The Reporters Committee, the ACLU and journalist Chris McDaniel sued the Department of Corrections in Cole County Court on Thursday.
The plaintiffs claim the state violated the Sunshine Law by not providing requested documents regarding the state's execution protocol.
"With lethal injection methods at the forefront of national and international debate, it is critical that the public be able to engage in a fully informed discussion about the issue," Reporters Committee Executive Director Bruce D. Brown said in a statement. "Missouri and other states would rather keep the public in the dark about the safety and efficacy of lethal drugs. But we believe it is time for the media and the public to start challenging these states, and Missouri is the first step in our multistate effort to enforce Sunshine Laws and increase public access."
In October, Missouri announced that it would switch to using pentobarbital from an unidentified compounding pharmacy as the state's method of lethal injection. Since then, Missouri has averaged about one execution a month.
Death penalty opponents say that using improperly stored pentobarbital could create cruel and unusual punishment.
Despite numerous legal efforts to shed light on the execution protocol, a federal appeals court ruled in January that unless a convicted murderer suggests a more humane execution, the plaintiffs are not entitled to more information.
This lawsuit is the ACLU's latest attempt to shed light on the state's protocol. Last month, Courthouse News Service and more than a dozen other news organizations joined the ACLU in an attempt to recover records on the November 2013 execution of Joseph Franklin.

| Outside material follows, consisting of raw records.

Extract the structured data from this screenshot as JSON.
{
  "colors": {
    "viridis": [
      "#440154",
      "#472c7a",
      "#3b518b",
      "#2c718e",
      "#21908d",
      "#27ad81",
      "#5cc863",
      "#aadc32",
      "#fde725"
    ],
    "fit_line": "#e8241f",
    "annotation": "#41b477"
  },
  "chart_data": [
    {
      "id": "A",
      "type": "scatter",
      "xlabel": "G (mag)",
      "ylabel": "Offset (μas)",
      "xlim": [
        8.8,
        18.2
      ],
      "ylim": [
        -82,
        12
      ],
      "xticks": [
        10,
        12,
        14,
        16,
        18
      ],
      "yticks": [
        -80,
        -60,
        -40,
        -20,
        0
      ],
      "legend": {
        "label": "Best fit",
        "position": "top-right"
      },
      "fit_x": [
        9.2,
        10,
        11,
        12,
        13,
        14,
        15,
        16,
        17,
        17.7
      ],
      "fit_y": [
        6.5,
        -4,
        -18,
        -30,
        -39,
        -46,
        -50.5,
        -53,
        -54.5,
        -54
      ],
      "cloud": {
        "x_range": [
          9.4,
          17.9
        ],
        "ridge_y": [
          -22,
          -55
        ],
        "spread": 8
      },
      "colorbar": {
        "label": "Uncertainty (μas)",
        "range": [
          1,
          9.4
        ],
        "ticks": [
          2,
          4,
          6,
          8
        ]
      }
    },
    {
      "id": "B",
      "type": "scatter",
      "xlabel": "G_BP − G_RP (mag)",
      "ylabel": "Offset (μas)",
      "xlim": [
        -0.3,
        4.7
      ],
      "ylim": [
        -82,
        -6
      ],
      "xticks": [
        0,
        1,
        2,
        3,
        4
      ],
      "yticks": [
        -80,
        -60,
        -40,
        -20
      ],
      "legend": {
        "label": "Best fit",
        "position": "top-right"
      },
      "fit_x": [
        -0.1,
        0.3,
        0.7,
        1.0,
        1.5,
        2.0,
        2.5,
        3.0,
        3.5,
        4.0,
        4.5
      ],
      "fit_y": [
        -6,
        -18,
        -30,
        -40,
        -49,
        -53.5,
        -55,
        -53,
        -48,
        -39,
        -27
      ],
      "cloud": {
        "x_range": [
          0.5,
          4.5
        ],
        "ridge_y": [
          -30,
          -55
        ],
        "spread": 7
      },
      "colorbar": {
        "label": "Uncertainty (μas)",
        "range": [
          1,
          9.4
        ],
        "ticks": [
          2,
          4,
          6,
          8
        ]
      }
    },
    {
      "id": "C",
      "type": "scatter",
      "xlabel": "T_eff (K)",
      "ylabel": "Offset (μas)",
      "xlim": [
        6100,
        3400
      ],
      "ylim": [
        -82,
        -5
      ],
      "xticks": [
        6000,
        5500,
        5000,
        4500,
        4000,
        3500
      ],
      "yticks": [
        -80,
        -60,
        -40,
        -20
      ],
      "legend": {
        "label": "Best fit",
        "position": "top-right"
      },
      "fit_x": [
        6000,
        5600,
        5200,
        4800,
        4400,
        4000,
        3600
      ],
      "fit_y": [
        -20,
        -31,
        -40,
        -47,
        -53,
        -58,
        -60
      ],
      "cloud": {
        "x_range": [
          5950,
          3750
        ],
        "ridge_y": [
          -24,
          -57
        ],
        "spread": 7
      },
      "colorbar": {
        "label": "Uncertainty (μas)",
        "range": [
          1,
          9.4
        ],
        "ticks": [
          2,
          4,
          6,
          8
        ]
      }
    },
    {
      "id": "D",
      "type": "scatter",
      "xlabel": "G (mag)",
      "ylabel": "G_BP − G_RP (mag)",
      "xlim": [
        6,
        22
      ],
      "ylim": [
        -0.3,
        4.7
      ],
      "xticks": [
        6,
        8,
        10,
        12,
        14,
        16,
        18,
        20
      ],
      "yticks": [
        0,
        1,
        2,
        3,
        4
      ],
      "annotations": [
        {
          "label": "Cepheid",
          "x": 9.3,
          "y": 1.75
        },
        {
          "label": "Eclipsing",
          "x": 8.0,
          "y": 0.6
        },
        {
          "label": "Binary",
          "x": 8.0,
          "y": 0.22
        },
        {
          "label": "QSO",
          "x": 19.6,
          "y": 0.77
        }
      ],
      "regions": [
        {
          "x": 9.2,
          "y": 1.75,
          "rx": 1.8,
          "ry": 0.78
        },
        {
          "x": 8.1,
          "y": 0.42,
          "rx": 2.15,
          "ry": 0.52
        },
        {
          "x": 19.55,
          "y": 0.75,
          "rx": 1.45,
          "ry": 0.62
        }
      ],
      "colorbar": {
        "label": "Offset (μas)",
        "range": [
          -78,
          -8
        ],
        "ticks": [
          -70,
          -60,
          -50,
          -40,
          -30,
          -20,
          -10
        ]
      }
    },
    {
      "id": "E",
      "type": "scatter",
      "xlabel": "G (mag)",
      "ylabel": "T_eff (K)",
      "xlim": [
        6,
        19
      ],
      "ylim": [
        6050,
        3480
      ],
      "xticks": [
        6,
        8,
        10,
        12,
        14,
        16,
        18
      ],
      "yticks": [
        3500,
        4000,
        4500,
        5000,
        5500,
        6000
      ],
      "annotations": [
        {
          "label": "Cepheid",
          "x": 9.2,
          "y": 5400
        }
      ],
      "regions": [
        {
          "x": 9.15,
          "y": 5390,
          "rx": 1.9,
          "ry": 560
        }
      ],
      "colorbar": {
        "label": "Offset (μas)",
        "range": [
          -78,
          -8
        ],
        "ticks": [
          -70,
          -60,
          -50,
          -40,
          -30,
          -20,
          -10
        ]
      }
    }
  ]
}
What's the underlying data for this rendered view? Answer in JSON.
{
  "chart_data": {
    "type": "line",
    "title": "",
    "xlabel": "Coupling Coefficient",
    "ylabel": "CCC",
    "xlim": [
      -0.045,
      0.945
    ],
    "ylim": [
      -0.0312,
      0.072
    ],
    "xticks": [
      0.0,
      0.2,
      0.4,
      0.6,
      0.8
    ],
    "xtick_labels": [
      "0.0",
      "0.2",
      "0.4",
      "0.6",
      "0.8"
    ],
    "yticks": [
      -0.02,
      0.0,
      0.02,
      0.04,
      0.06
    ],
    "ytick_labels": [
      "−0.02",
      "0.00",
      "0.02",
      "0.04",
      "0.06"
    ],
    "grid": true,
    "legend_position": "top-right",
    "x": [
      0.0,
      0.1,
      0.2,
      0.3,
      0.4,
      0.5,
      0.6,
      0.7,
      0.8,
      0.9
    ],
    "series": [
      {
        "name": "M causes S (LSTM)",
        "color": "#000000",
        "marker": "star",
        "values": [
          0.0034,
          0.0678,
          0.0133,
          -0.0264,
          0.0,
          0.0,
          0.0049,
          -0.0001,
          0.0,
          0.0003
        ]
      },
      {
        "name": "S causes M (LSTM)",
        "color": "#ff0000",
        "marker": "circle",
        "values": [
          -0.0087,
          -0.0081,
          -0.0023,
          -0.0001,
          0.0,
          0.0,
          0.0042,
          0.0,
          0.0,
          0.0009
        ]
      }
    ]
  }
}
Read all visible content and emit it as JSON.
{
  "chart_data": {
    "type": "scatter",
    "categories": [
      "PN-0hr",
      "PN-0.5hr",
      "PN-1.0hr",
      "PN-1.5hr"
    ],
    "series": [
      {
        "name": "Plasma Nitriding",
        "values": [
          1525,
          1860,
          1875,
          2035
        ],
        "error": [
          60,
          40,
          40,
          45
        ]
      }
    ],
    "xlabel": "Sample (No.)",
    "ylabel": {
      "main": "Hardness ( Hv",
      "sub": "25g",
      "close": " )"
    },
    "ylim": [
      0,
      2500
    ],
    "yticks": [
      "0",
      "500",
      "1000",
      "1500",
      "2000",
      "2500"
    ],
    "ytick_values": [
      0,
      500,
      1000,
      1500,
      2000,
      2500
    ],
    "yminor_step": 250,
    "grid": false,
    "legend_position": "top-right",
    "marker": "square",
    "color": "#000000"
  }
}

In this latest lawsuit, the ACLU seeks declaratory judgment that the records requested are public documents, and it wants the DOC ordered to produce them.
The requested documents include all records and communications between the DOC and the unidentified compounding pharmacy that provides Missouri the pentobarbital.
Missouri's next execution is set for May 21. The condemned, Russell Bucklew, filed a lawsuit on May 9 claiming a medical condition could cause cruel and unusual punishment during his execution.